Long enough to feel honest.
—
"…I don't know," Cielo says.
And for once, she doesn't joke after it.
—
Silence settles between them.
Not uncomfortable.
Just real.
—
Jessa sits beside her.
"You don't talk about anything anymore."
—
Cielo stares at the floor.
"I talk. I just don't say anything important."
—
"That's not living, Cielo."
—
That word hits differently.
Living.
—
Because she is alive.
Technically.
Biologically.
Functionally.
—
But inside—
she feels like she is existing between pages of her own story.
Not writing it.
Not reading it.
Just… stuck in the blank space.
—
That night, she dreams again.
—
He is closer this time.
Too close.
Like distance has stopped being a rule.
—
"Do you miss me?" he asks.
—
Cielo should say no.
It would be easier.
Cleaner.
Safer.
—
But her voice betrays her even in sleep.
"…I don't know who you are when I'm awake."
—
He looks at her for a long time.
Then gently:
"But you always find me when you're not."
—
She wakes up crying again.
This time she doesn't hide it.
Just lies there.
Quiet.
Letting it happen.
—
Because there is no audience now.
Only truth.
—
Days continue.
Sunlight continues.
Life continues pretending nothing is wrong.
—
But Cielo starts noticing something worse than dreams.
—
She starts wanting them.
Not because they are peaceful.
But because they feel realer than everything else.
—
And that is the most dangerous part.
—
One afternoon, she writes in her notebook:
"Observation: emotional attachment to unconscious mental constructs increasing."
She stops.
Then adds:
"Conclusion: I am not okay."
—
She closes the notebook quickly after that.
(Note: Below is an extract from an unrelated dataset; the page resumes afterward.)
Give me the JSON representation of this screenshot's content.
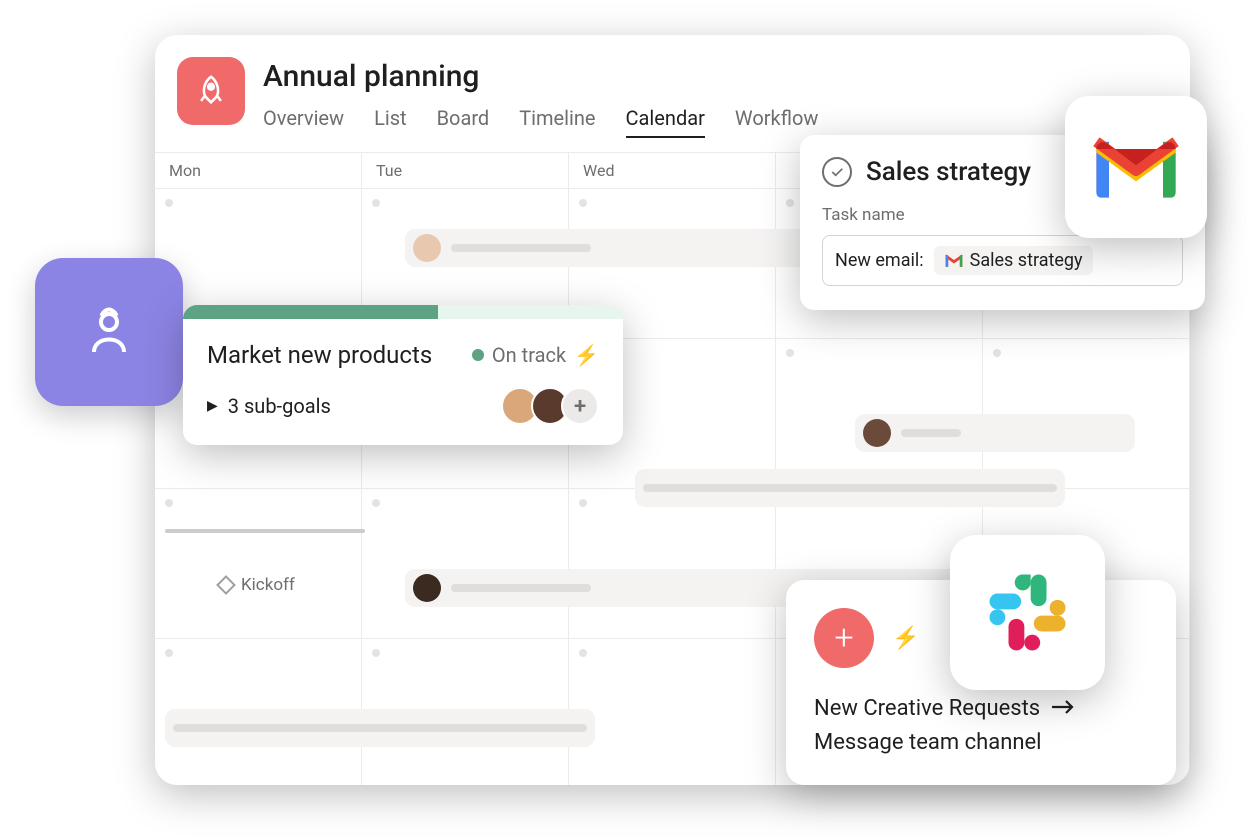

As if admitting it makes it more permanent.
—
That night, she sits outside again.
Umbrella untouched beside her.
Sunlight fading into evening.
—
She whispers into the wind:
"I think I'm starting to miss something that never existed in my real life."
—
No answer.
Of course.
—
But somewhere inside her—
something quietly responds anyway.
—
Not a voice.
Not a memory.
—
Just a feeling.
—
Like someone is waiting for her on the other side of a door she forgot she built.
—
And Cielo realizes something she doesn't say out loud:
—
Even when she is alone…
she is never truly alone anymore.
—
And that terrifies her more than sunlight ever did.